Just when you thought the paperwork that has followed you throughout your college career was over. More paperwork...

Seems this nation, and our beloved government, in particular, is enamored with paper -- even if it is electronic. Forms. Questionnaires. Surveys. Documents of every kind and of infinite duration. Endless, too often incomprehensible paperwork, rendering the Paperwork Reduction Act just another Congressional blunder, and the act of completing required forms more or less meaningless.

Take the so-called online "student loan counseling" that incoming college students must endure in order to secure federal student loans such as Stafford.

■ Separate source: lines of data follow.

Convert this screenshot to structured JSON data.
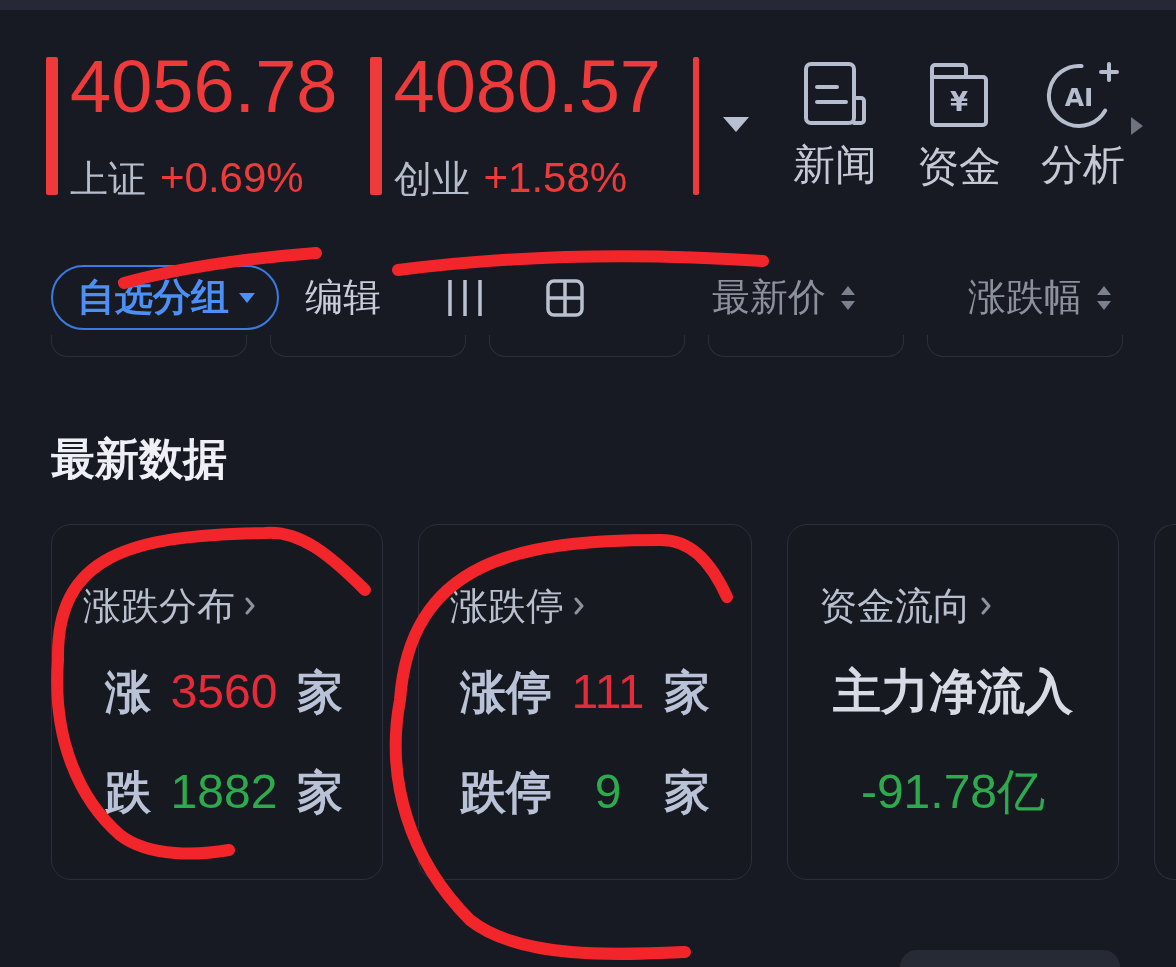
{
  "indices": [
    {
      "value": "4056.78",
      "name": "上证",
      "change": "+0.69%",
      "color": "#ee3a3a"
    },
    {
      "value": "4080.57",
      "name": "创业",
      "change": "+1.58%",
      "color": "#ee3a3a"
    },
    {
      "color": "#ee3a3a"
    }
  ],
  "quick_links": [
    {
      "label": "新闻"
    },
    {
      "label": "资金",
      "icon_text": "¥"
    },
    {
      "label": "分析",
      "icon_text": "AI"
    }
  ],
  "toolbar": {
    "group_button": "自选分组",
    "edit": "编辑",
    "sort_columns": [
      {
        "label": "最新价"
      },
      {
        "label": "涨跌幅"
      }
    ]
  },
  "latest_data": {
    "title": "最新数据",
    "cards": [
      {
        "kind": "counts",
        "title": "涨跌分布",
        "rows": [
          {
            "label": "涨",
            "count": "3560",
            "unit": "家",
            "color": "#e62a3a"
          },
          {
            "label": "跌",
            "count": "1882",
            "unit": "家",
            "color": "#2eaa4e"
          }
        ]
      },
      {
        "kind": "counts",
        "title": "涨跌停",
        "rows": [
          {
            "label": "涨停",
            "count": "111",
            "unit": "家",
            "color": "#e62a3a"
          },
          {
            "label": "跌停",
            "count": "9",
            "unit": "家",
            "color": "#2eaa4e"
          }
        ]
      },
      {
        "kind": "flow",
        "title": "资金流向",
        "label": "主力净流入",
        "value": "-91.78亿",
        "color": "#2eaa4e"
      }
    ]
  }
}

Forget, momentarily, that most 17 year olds don't have the patience to sit through a barrage of gobblygoop on the whys, wherefores and hithertos of government lending. Even assuming they did, your average college-bound student has absolutely no idea what is being said during these counseling sessions. [Think of it as an exercise akin to understanding all of the loan disclosures one signs upon taking a mortgage, or using pencil and paper to figure out the Alternate Minimum Tax when completing your 1040. For the former, it's "just sign here, there and everywhere." The latter, "Thank goodness for TurboTax!"]

Even parents, save for the astute lawyers, accountants, and lending professionals, don't have a clue when it comes to these student loan counseling sessions, which is a shame, as oft times it is the parent who stands in for the student in completing -- or at least assisting in the completion of -- the counseling forms. And if you understand the inticacies of student loan consolidation, raise your right hand. [We said right hand!]

Instead of an ad nauseum recitation of terms and conditions, enough to revive Shakespeare from the dead only to have him reiterate that "neither a lender nor a borrower be," how about a one-liner, signed off by the student, to wit, "I will be responsible for the repayment of this loan, come hell or high water. Period!"

To add salt to the wound, students, having accumulated debt by the thousands of dollars, are required by federal regulation to complete an online "Exit" counseling session when they are about to complete their course of study.

Why? Do they need to be reminded that they have to repay these loans, at interest rates far above the average mortgage rate (and light years beyond interest rates paid by the feds on bonds and notes), no matter what? That default -- and discharge in bankruptcy -- is not an option? That the government will garnish their miniscule wages, assuming they can find jobs, if they do not pay up?

Does our government truly believe that such counseling is helpful to students? That but for the brightest of our grads, anyone will actually absorb and digest the intricacies of the likes of forbearance and deferment? That anyone knows the difference between a Master Promissory Note and a Post-It Note? Or is this just another way to tell us we are essentially at the mercy of a system that mocks the public and thumbs its nose up to all reason?

Exit Interview? Again, we ask, why not simply say to the debt-burdened students of America, "Hey. We realize you have no job, no money, and are living in the basement of your parents' mortgaged-to-the-hilt home, but you owe us big time, so don't even think of not paying up! I'm Uncle Sam, and I approve this message."

Is it any wonder that the abbreviation for the U.S. Department of Education is "ED"?

If the government really wants to reform the way student lending is done in this country -- and to promote the education of young Americans in a way that truly makes college affordable, stop with the counseling, the online interviews, the hobgoblin of gibberish and loanspeak that darkens our Internet portals (only the blue screen of death would be more welcome), and usher in a new era of financing higher education.

Here are but a few ideas worthy of consideration:

- All student loans will be subsidized. Interest, if any, will begin to run only after the student has graduated. The unsubsidized loan, where interest begins to accrue the very day money is disbursed, is eliminated.

- The interest rate (if any) on all student loans will be the lesser of what the United States government pays on its bonds and notes at the time the loan money is disbursed (currently, at or near zero) or what banks pay to borrow money from the government (currently, at or near zero).

- If a student, in good faith, cannot repay the loan, in whole or in part, which good faith can be amply demonstrated, then the government shall offer a bailout to the student, as they do for corporations that, in bad faith, plunder and waste assets, driving America into recession. [Indeed, as corporations reward their failed execs with multimillion dollar bailouts, separation agreements and golden parachutes, Uncle Sam could at least reward students who earn a degree in four years and are ready, able and willing to join the workforce with a job that pays a living wage!]

- Make ALL college expenses -- not just tuition -- tax deductible (or give a corresponding credit), without limitation.

- Public institutions of higher learning (i.e., state universities) shall be fully funded by the government, affording students the opportunity to have a free college education.

At what point will we say, "STOP THE MADNESS!"? More than this, at what point will we actually be willing to do something about it?